MoneyDo: Prepare To Pay Your Property Taxes


‘Tis the season for property tax bills!

It’s that time of year when most property owners will be getting their real estate tax bills in the mail. Last week, we talked about charitable giving, and while some people might not be doing anything special in that area, taxes are one of those seemingly inevitable parts of life.

There are a couple things to consider as you go about paying your property tax bill.

  • Do you have the cash available to pay the real estate tax bill? If not where will the funds come from?
  • It’s important to consider the tax implication of accessing funds to pay for that bill. Will you be selling a taxable asset, such as a stock or mutual fund, and realizing gain or pulling money from a retirement account if you are retired.
  • Are you in escrow through your mortgage lender?
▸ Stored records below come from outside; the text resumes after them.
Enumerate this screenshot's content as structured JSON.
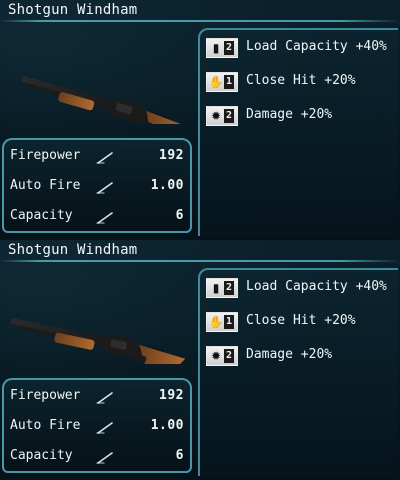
{
  "cards": [
    {
      "title": "Shotgun Windham",
      "stats": [
        {
          "label": "Firepower",
          "value": "192"
        },
        {
          "label": "Auto Fire",
          "value": "1.00"
        },
        {
          "label": "Capacity",
          "value": "6"
        }
      ],
      "mods": [
        {
          "icon": "load-capacity-icon",
          "level": "2",
          "text": "Load Capacity +40%"
        },
        {
          "icon": "close-hit-icon",
          "level": "1",
          "text": "Close Hit +20%"
        },
        {
          "icon": "damage-icon",
          "level": "2",
          "text": "Damage +20%"
        }
      ]
    },
    {
      "title": "Shotgun Windham",
      "stats": [
        {
          "label": "Firepower",
          "value": "192"
        },
        {
          "label": "Auto Fire",
          "value": "1.00"
        },
        {
          "label": "Capacity",
          "value": "6"
        }
      ],
      "mods": [
        {
          "icon": "load-capacity-icon",
          "level": "2",
          "text": "Load Capacity +40%"
        },
        {
          "icon": "close-hit-icon",
          "level": "1",
          "text": "Close Hit +20%"
        },
        {
          "icon": "damage-icon",
          "level": "2",
          "text": "Damage +20%"
        }
      ]
    }
  ],
  "theme": {
    "background": "#081a22",
    "accent": "#54aec4",
    "text": "#e9f2f5"
  }
}
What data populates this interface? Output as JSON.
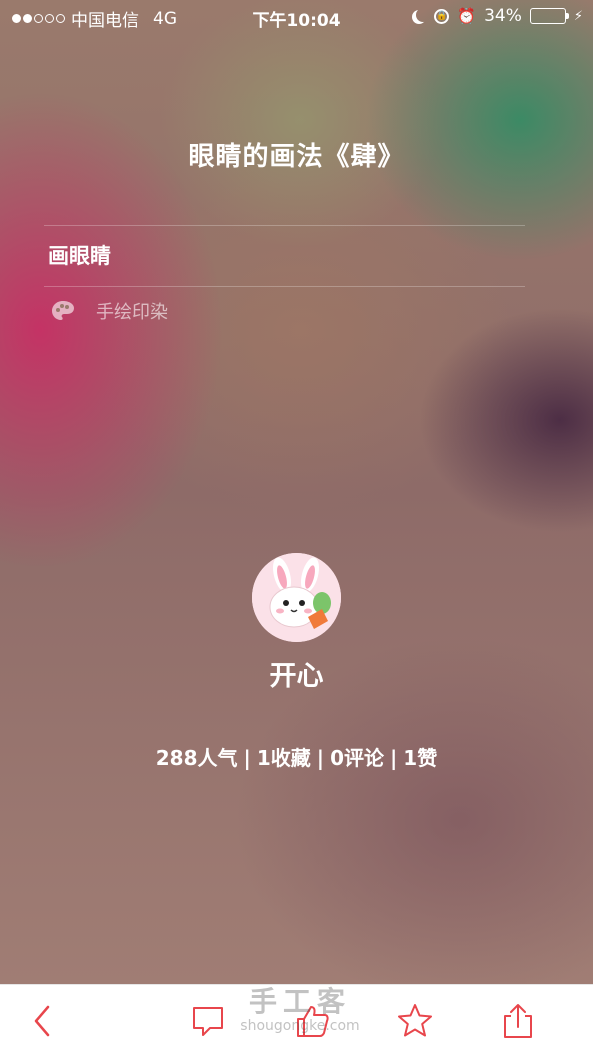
{
  "status_bar": {
    "carrier": "中国电信",
    "network": "4G",
    "time": "下午10:04",
    "battery_percent": "34%",
    "battery_level": 0.34,
    "signal_dots_filled": 2,
    "signal_dots_total": 5
  },
  "article": {
    "title": "眼睛的画法《肆》",
    "subtitle": "画眼睛",
    "category": "手绘印染",
    "category_icon": "palette-icon"
  },
  "author": {
    "name": "开心",
    "avatar_icon": "bunny-avatar"
  },
  "stats": {
    "views": "288人气",
    "favorites": "1收藏",
    "comments": "0评论",
    "likes": "1赞",
    "separator": "|"
  },
  "toolbar": {
    "icons": [
      "back-icon",
      "comment-icon",
      "like-icon",
      "star-icon",
      "share-icon"
    ]
  },
  "watermark": {
    "cn": "手工客",
    "en": "shougongke.com"
  },
  "colors": {
    "accent": "#e8464c",
    "battery_fill": "#4cd964"
  }
}
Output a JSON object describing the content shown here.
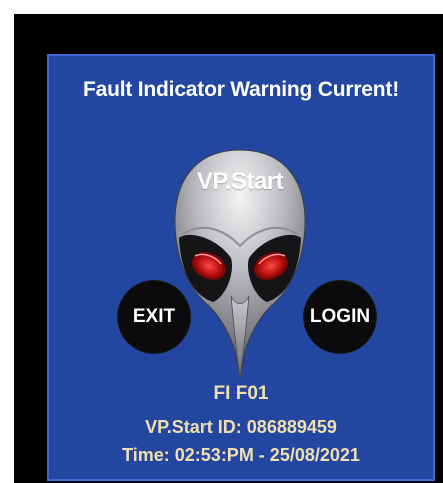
{
  "screen": {
    "title": "Fault Indicator Warning Current!",
    "logo_text": "VP.Start",
    "exit_label": "EXIT",
    "login_label": "LOGIN",
    "fault_code": "FI F01",
    "device_id": "VP.Start ID: 086889459",
    "timestamp": "Time: 02:53:PM - 25/08/2021"
  },
  "colors": {
    "panel_background": "#2347a0",
    "info_text": "#f2dfb0",
    "button_background": "#0b0b0d",
    "eye_glow": "#d01818"
  },
  "icons": {
    "logo": "skull-mask-icon"
  }
}
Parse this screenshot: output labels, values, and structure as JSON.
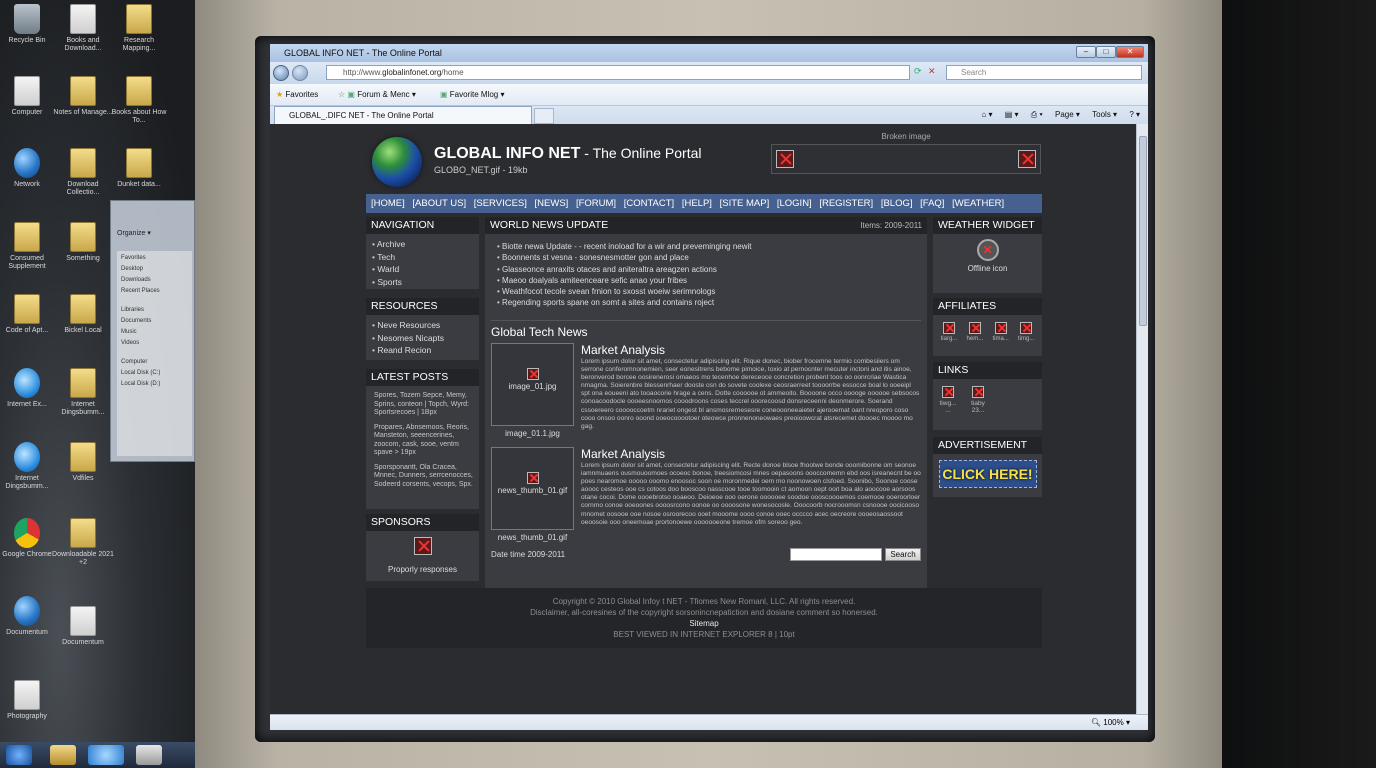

Beware if they would mail you the escrow check to pay the taxes or if they pay them on your behalf.

When should you pay the bill?

  • In the state of Wisconsin you have the ability to pay the bill either in 2017 or 2018.
  • You may also have the ability to pay in installments.
    • This can help if you need some time to access the funds to pay for the bill.

Income tax considerations of when to pay the bill.

  • Are you subject to Alternative Minimum Tax (AMT) and therefore would not receive a federal benefit for paying in 2017?
    • If you are subject to the AMT structure, real estate taxes are not an allowed deduction.
  • Do you itemize or take the standard deduction?
    • If you take the standard deduction you would not receive a federal deduction for paying your real estate taxes, but beware of the Wisconsin or state benefits that might be affected.
  • With tax reform looming you may not be itemizing in the future years and should consider paying before the end of the year to receive a benefit in 2017.
  • With the doubling of the standard deduction it will make it harder to itemize.
    • The proposed limit on the amount that would be allowed in 2018 as a deduction would be limited to $10,000 a year.

Caution:  There has been a lot of talk over the years about ‘doubling up’ on real estate taxes.  This means that you would have paid the 2016 bill in January of 2017 and then pay the 2017 bill in December of 2017, thereby receiving two deductions on your federal tax return.

Beware that by doing this you may loss a $300 Wisconsin credit that is provided in the year you pay your real estate taxes.  In the example above you would loss the credit in 2016, but the federal savings in 2017 might exceed the loss of that.